This is, as they say, the Information Age. A days ago I posted a link to a graphic illustrating the exponential growth in data storage capacity, and before that I referenced the figures frequently cited to demonstrate the explosion of data and its trajectory. But it may be fair to ask what we mean by “information” or “data” anyway. James Gleik’s new book, The Information: A History, a Theory, a Flood
, offers a historical frame of reference that helps us situate our present ideas about what exactly information is and what can be done with it.
Two recent reviews provide a helpful summary of the main themes. Nicholas Carr’s review, “Drowning in Beeps,” is at The Daily Beast, and Freeman Dyson’s lengthier review, “How We Know,” is in The New York Review of Books.
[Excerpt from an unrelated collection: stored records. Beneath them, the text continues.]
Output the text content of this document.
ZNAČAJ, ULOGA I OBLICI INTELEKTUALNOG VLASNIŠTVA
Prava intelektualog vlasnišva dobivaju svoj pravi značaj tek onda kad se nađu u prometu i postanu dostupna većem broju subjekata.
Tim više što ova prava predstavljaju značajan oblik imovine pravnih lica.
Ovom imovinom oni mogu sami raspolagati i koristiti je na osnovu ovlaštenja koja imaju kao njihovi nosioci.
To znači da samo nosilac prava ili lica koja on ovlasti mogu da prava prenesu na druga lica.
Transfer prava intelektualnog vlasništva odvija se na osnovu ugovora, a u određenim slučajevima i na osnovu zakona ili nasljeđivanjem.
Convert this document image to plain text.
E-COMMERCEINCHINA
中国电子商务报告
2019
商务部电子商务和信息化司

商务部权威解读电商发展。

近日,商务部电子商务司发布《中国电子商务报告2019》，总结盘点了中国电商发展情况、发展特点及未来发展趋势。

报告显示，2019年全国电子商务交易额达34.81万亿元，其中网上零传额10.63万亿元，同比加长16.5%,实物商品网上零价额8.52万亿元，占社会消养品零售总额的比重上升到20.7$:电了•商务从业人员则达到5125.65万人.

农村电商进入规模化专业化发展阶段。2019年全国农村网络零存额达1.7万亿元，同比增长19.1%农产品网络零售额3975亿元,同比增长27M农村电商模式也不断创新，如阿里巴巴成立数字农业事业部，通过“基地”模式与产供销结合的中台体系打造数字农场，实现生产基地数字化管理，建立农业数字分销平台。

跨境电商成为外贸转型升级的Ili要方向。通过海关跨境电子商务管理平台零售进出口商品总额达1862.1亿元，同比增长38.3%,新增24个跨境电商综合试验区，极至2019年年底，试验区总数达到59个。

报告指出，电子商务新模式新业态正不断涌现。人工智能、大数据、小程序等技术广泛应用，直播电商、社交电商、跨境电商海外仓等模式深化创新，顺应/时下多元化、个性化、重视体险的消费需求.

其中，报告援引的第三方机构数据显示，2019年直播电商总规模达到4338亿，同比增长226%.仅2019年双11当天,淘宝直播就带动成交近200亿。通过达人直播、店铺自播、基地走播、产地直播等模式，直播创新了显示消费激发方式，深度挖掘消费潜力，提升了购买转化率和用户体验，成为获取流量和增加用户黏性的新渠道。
At the NYRB blog Gleik also wrote a short, engaging post, “The Information Palace,” examining the history of Information via the entry for “information” in Oxford English Dictionary. Here’s an excerpt:
It’s in the nineteenth century that we start to glimpse the modern sense of the word as a big category, a general thing encompassing news and facts, messages and announcements. The real turning point comes in 1948 when the Bell Labs mathematician and engineer Claude Shannon, in his landmark paper (later a book) “A Mathematical Theory of Communication,” made information, as the OED explains, “a mathematically defined quantity divorced from any concept of news or meaning …” We measure it in bits. We recognize it in words, sounds, images; we store it on the printed page and on polycarbonate discs engraved by lasers and in our genes. We are aware, more or less, that it defines our world.